Oden, N. and G. Jacquez. 1996. Realistic power simulations compare point- and area-based disease cluster tests. Statistics in Medicine 15: 783-806.
Authors: N. Oden, G. Jacquez, L.I. Kheifets
Location of study: southern California
Project description
Diseases such as cancer are often clumped together in terms of their incidence in time or their distribution across space in ways that suggest a common environmental cause or a particular etiology or contagion process. However, humans are likely to perceive clusters even in purely randomly distributed data. The statistical problem is to determine whether there exists an excess of disease incidence--a cluster--above what might be expected by chance alone.
Some diseases may be clustered in time, so that most cases occur at a particular time of year. Other diseases, like those caused by a point release of toxic chemicals, may be clustered in space, so that most cases occur in the same place. There may also be space-time interaction, like an epidemic wave, so that pairs of cases are close both in time and space.

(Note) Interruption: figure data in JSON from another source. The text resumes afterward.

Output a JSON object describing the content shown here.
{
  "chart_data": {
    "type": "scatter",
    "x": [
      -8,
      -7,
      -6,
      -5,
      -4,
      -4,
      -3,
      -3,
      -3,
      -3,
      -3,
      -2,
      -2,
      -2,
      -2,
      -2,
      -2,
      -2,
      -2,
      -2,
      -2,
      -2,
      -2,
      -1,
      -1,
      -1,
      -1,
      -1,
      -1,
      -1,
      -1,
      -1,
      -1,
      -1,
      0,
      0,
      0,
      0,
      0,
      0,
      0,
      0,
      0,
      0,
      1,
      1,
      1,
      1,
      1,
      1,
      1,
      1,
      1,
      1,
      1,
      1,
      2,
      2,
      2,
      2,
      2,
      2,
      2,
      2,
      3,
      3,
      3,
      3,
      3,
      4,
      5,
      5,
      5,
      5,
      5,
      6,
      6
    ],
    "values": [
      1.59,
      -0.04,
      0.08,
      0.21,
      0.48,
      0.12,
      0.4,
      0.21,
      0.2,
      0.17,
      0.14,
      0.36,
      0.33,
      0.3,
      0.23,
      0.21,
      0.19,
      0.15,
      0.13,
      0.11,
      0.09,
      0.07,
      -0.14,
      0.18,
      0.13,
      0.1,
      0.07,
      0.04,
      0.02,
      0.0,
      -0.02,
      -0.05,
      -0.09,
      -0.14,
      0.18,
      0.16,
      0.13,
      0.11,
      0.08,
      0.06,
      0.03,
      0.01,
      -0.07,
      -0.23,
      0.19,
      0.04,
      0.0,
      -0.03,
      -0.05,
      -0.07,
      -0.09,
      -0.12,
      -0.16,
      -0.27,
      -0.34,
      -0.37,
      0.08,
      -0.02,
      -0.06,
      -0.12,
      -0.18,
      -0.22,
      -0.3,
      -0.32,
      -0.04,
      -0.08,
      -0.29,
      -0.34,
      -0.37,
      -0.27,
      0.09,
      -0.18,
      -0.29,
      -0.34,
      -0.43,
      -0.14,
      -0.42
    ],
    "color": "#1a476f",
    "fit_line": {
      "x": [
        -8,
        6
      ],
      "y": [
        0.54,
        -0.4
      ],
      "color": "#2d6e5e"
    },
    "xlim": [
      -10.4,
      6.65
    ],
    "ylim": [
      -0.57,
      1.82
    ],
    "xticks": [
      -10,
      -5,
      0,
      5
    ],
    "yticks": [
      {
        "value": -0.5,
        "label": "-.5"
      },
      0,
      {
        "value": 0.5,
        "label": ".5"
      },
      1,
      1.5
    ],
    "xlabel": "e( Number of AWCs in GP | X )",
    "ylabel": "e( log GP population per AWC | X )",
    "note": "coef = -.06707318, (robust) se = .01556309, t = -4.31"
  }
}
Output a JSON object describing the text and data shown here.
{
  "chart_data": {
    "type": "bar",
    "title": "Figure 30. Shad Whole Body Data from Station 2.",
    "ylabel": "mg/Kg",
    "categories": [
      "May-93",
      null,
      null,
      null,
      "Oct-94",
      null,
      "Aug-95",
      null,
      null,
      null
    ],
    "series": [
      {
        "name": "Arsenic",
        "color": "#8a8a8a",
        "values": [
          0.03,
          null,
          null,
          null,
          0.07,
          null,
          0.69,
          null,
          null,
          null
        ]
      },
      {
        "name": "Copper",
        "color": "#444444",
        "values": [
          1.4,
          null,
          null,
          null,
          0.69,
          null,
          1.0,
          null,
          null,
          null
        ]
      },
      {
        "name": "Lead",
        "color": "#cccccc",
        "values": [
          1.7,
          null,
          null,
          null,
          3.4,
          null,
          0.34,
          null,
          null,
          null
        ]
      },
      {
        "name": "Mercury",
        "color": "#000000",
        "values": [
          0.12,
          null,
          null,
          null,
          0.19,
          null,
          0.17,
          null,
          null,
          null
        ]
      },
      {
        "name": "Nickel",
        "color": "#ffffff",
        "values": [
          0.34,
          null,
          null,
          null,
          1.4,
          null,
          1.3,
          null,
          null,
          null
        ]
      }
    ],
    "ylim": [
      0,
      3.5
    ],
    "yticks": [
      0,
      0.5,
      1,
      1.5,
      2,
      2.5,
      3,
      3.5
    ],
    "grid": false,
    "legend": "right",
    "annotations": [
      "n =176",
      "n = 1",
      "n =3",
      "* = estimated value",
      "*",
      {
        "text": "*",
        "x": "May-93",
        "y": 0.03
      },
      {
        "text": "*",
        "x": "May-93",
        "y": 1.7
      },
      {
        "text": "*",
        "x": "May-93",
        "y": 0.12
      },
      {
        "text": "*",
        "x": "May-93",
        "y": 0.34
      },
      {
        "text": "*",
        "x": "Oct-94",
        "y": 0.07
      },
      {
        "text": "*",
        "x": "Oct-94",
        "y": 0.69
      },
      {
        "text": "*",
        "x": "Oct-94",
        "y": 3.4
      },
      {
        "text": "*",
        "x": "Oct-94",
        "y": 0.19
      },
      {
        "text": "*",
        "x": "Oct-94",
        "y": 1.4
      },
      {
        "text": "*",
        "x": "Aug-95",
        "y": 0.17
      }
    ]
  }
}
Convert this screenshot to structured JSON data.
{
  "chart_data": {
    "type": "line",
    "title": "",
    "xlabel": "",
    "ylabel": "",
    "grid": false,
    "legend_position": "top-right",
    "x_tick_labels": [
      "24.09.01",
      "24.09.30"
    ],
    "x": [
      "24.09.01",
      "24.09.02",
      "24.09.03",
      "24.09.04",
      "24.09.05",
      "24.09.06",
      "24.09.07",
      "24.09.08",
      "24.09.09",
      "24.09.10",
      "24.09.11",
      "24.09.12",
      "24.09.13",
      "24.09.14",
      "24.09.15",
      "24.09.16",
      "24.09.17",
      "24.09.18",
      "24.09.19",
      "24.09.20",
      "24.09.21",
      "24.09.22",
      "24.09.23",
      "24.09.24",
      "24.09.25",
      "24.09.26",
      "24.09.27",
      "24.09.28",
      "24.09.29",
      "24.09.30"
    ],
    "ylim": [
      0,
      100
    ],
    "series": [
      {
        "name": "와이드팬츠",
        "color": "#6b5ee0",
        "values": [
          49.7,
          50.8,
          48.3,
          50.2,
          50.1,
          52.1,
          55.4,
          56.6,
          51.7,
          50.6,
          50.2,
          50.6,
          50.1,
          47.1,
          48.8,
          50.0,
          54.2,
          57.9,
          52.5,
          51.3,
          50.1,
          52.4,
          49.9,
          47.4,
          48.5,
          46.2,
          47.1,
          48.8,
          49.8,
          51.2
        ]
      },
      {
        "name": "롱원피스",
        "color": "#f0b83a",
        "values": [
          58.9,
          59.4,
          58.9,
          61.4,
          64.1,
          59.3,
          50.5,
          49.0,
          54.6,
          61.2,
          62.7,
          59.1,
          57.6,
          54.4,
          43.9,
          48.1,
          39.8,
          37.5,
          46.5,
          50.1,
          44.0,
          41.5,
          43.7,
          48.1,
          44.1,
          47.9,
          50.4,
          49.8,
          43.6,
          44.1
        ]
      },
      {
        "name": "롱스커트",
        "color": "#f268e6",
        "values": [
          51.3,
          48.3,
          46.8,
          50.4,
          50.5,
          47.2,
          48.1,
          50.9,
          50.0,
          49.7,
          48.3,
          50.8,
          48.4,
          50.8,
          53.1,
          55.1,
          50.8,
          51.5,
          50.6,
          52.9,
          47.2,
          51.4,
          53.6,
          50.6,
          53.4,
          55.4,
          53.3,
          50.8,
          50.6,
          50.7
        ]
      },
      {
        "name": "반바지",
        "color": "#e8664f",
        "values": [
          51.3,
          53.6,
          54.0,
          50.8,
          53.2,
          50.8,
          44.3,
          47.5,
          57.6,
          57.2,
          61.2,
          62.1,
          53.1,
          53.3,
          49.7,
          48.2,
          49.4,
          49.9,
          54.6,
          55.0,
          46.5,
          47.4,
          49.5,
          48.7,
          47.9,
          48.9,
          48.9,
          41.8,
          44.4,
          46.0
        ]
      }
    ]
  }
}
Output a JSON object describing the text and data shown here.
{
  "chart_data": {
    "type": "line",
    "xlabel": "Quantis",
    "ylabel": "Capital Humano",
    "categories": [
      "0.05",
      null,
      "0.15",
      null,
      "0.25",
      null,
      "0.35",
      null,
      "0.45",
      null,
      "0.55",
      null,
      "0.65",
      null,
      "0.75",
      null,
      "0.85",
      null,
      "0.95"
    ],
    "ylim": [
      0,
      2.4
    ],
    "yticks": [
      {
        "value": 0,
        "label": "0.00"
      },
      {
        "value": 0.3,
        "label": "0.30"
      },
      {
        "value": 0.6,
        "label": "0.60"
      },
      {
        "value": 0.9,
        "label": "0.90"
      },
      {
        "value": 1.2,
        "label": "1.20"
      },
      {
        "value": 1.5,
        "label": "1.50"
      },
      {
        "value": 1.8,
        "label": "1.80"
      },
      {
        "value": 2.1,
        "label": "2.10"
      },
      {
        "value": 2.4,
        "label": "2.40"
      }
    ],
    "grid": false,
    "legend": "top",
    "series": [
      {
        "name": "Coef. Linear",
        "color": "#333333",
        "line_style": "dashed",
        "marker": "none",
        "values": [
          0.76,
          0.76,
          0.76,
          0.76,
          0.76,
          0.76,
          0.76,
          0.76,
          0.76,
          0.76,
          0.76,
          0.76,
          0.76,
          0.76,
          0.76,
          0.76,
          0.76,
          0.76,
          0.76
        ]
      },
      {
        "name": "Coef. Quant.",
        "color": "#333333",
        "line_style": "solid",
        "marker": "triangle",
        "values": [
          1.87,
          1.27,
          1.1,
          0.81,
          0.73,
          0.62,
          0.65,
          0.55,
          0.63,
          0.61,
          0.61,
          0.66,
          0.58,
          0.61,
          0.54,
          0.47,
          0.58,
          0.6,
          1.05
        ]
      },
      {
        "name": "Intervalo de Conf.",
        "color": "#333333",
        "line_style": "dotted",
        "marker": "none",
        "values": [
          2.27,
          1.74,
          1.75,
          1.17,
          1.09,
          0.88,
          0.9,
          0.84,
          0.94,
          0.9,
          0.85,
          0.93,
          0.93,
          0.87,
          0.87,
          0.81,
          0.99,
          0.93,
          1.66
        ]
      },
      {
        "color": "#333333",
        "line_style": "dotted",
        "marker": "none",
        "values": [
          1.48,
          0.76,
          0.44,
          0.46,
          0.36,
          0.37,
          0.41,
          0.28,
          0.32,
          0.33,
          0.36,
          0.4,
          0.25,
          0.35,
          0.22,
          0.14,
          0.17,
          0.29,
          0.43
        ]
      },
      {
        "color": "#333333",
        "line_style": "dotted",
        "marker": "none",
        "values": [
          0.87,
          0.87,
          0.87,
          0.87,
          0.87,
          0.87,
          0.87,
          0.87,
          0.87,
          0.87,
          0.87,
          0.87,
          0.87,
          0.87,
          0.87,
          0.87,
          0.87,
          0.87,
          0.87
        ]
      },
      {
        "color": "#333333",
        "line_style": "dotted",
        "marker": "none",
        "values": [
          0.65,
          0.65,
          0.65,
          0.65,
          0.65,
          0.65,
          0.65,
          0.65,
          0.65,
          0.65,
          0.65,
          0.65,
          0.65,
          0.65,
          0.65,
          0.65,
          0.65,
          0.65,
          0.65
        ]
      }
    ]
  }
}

Statistical analysis can detect whether cases are clustered in space, in time, or whether there is space-time interaction. Useful statistical analyses include location/date methods such as Mantel's test, Knox test, Cuzick and Edwards case-control spatial clustering test, nearest neighbor statistics, and others. Complementary analyses include area/time-interval methods such as Dat's 0-1 matrix test, the Scan Test, Moran's I and Moran's I adjusted for population size, the empty cells test for rare events, Grimson's proximity test for binary events, Larsen's unimodal clustering test and the Ederer-Myers-Mantel test. Software is needed that brings all of these tests to the health professional in a convenient environment that also supports displaying of disease incidence information in multiple dimensions.